Sasha Main (1,2), Dr. Mitchell Elliott (1,3,4), Zhen Zhao (1), Althaf Singhawansa (1), Dr. Jinfeng Zou (1), Dr. Scott Bratman(1,2,5), Dr. David Cescon (1,3,4)
Affiliations:
1) Princess Margaret Cancer Centre, University Health Network, Toronto M5G 2C1, Ontario, Canada.
2) Department of Medical Biophysics, University of Toronto, Toronto M5G 1L7, Ontario, Canada.
3) Division of Medical Oncology and Hematology, Department of Medicine, University of Toronto, Toronto M5S 1A8, Ontario, Canada.

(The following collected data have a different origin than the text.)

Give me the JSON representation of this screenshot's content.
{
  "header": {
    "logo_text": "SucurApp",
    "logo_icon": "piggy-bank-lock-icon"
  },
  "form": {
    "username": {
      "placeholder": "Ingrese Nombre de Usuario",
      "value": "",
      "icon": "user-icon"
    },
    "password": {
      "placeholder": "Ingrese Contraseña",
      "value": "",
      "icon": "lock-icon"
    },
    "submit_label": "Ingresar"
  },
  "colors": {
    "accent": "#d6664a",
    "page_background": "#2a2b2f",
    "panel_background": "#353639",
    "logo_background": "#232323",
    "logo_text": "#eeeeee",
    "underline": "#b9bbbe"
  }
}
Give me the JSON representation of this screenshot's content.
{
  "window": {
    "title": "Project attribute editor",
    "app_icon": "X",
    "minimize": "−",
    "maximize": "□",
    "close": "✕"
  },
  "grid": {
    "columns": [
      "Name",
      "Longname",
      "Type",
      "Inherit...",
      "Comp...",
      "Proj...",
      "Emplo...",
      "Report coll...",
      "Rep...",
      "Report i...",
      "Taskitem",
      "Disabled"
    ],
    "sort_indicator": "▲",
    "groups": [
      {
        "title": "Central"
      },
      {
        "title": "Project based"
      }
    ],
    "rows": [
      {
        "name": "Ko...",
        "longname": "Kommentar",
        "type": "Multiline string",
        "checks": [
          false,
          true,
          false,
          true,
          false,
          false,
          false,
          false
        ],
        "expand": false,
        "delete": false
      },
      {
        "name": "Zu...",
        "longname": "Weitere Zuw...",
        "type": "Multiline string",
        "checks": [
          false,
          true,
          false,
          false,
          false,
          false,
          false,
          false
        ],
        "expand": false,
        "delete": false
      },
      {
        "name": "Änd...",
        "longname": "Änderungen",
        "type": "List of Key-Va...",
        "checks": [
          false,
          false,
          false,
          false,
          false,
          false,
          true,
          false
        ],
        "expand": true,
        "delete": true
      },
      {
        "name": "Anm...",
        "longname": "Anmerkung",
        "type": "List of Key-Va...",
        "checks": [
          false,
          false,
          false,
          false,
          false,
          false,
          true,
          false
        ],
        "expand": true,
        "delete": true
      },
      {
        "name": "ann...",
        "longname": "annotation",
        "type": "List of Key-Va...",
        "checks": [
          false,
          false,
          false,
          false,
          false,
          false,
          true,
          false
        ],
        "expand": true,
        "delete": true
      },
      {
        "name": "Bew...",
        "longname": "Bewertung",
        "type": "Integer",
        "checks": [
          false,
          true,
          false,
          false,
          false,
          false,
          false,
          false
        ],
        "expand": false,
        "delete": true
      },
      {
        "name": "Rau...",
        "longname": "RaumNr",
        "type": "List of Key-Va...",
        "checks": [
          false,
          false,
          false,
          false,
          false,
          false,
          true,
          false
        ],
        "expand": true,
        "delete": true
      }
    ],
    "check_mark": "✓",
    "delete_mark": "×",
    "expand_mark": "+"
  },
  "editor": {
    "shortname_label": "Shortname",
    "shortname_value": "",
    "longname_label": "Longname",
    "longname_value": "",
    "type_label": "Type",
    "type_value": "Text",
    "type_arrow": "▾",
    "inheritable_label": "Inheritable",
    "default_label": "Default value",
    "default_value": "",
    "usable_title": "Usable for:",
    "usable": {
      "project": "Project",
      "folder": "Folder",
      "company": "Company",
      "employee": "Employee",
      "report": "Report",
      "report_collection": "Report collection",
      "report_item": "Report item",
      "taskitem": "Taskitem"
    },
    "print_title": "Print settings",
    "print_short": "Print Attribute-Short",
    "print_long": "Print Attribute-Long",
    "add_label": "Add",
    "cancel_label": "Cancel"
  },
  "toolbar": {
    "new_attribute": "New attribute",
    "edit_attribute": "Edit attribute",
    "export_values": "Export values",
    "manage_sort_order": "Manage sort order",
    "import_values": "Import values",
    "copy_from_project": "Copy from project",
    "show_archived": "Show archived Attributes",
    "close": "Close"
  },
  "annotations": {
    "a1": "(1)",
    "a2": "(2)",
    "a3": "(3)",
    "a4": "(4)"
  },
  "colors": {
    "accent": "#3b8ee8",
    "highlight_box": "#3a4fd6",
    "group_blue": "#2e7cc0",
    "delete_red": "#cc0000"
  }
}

4) Institute of Medical Science, University of Toronto, Toronto M5S 1A8, Ontario, Canada.
5) Department of Radiation Oncology, University of Toronto, Toronto M5T 1P5, Ontario, Canada.
Background: CDK4/6 inhibitors (CDK4/6i), in combination with endocrine therapy, are the standard first-line treatment for patients with ER+/HER2- metastatic breast cancer. Acquired resistance to therapy is inevitable for patients, highlighting the need for novel biomarkers to predict non-responders and identify rational next lines of therapy. Analyzing circulating tumor DNA (ctDNA) through liquid biopsy offers a minimally invasive method for discovering biomarkers of CDK4/6i resistance and capturing disease heterogeneity at multiple metastatic sites. While most studies have primarily focused on genetic alterations in ctDNA, expanding the scope to include epigenetic features—such as methylation, hydroxymethylation, and nucleosome positioning—may uncover novel biomarkers of CDK4/6i resistance. Here, we assess the feasibility of simultaneously evaluating multiple epigenetic features with a single sequencing platform on ctDNA derived from preclinical models for CDK4/6i resistance biomarker discovery.
Methods: We applied methods to simulate ctDNA in tissue culture models, utilizing a nuclease treatment to mimic nucleosomal distributions found in plasma. Using matched CDK4/6 inhibitor (CDK4/6i) sensitive and resistant breast cancer cell lines (n=10), we generated simulated ctDNA samples. We conducted six-letter sequencing (6L-seq) on simulated ctDNA derived from a single initial cell line (CAMA-1), with biological replicates and shallow sequencing coverage (average 1.5X). We then evaluated paired RNA-seq, ATAC-seq, and simulated ctDNA WGS relative to simulated ctDNA 6L-seq.